Would you like to participate in the project in Burkina Faso: you can!
As explained above, sanitation marketing is based on installation and development by local businesses, toilet professionals providing a service to inhabitants. Four such businesses (in french only) are involved in the Sanya Kagni project.
It is difficult to start up a business, especially in contexts where inhabitants have very low purchasing power (80 % of families live with less than 45 euros a month). To set up, businesses need to be supported with a real sustainable development rationale. Official development aid does of course have a role to play, but everyone can contribute! GRET and Eau vive are proposing a “crowdfunding” campaign making it possible for all those who so wish to support this project by pre-ordering half a toilet for a family, thus securing the economic model of small businesses for several months!

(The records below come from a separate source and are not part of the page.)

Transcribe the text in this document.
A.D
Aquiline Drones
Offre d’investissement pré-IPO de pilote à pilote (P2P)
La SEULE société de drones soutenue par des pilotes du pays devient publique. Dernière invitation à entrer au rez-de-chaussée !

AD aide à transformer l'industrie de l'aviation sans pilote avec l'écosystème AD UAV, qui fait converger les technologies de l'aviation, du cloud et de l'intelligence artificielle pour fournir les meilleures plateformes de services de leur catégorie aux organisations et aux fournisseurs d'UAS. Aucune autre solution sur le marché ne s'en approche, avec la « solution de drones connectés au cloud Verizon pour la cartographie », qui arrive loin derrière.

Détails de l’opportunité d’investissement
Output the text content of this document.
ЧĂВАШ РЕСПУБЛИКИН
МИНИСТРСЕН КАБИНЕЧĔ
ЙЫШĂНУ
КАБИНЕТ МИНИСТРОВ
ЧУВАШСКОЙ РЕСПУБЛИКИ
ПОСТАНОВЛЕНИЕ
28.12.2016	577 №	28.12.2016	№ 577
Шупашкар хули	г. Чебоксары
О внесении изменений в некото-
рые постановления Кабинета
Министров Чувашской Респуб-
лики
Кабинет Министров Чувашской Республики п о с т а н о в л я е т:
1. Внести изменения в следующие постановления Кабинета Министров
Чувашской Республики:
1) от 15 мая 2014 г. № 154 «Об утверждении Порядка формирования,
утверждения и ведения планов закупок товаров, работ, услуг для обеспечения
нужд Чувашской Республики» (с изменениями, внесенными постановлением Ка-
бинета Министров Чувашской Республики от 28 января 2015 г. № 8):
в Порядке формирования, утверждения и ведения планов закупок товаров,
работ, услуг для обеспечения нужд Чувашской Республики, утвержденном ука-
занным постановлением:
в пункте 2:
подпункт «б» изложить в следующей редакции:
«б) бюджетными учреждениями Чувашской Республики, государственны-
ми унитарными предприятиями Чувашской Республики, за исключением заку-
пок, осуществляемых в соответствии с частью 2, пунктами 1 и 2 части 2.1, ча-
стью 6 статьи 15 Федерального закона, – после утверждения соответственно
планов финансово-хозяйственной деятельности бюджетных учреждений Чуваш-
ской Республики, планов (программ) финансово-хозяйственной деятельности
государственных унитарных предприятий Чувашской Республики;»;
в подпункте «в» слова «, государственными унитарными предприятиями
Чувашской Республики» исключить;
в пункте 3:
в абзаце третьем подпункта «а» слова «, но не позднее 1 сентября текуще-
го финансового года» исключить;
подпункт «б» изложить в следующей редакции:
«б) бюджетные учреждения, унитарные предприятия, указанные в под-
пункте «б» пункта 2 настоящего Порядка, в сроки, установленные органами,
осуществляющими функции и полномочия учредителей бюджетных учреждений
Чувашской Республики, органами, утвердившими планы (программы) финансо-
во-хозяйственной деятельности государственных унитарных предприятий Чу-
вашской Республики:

Apart from helping – without being a substitute for – families acquire their first hygienic toilet and thus contributing to the health, security and dignity of inhabitants in a very concrete manner, your participation will make it possible for small businesses to secure their economy, propose keen prices to poor families and extend their activities to an increasing number of villages. Development players all agree: development is a question of territory. By starting with these four communes, with participation from as many people as possible, these best practices can spread, develop and attempt to finally reach the SDGs we collectively set ourselves. Providing toilets is a job for the experts… But development is everybody’s business!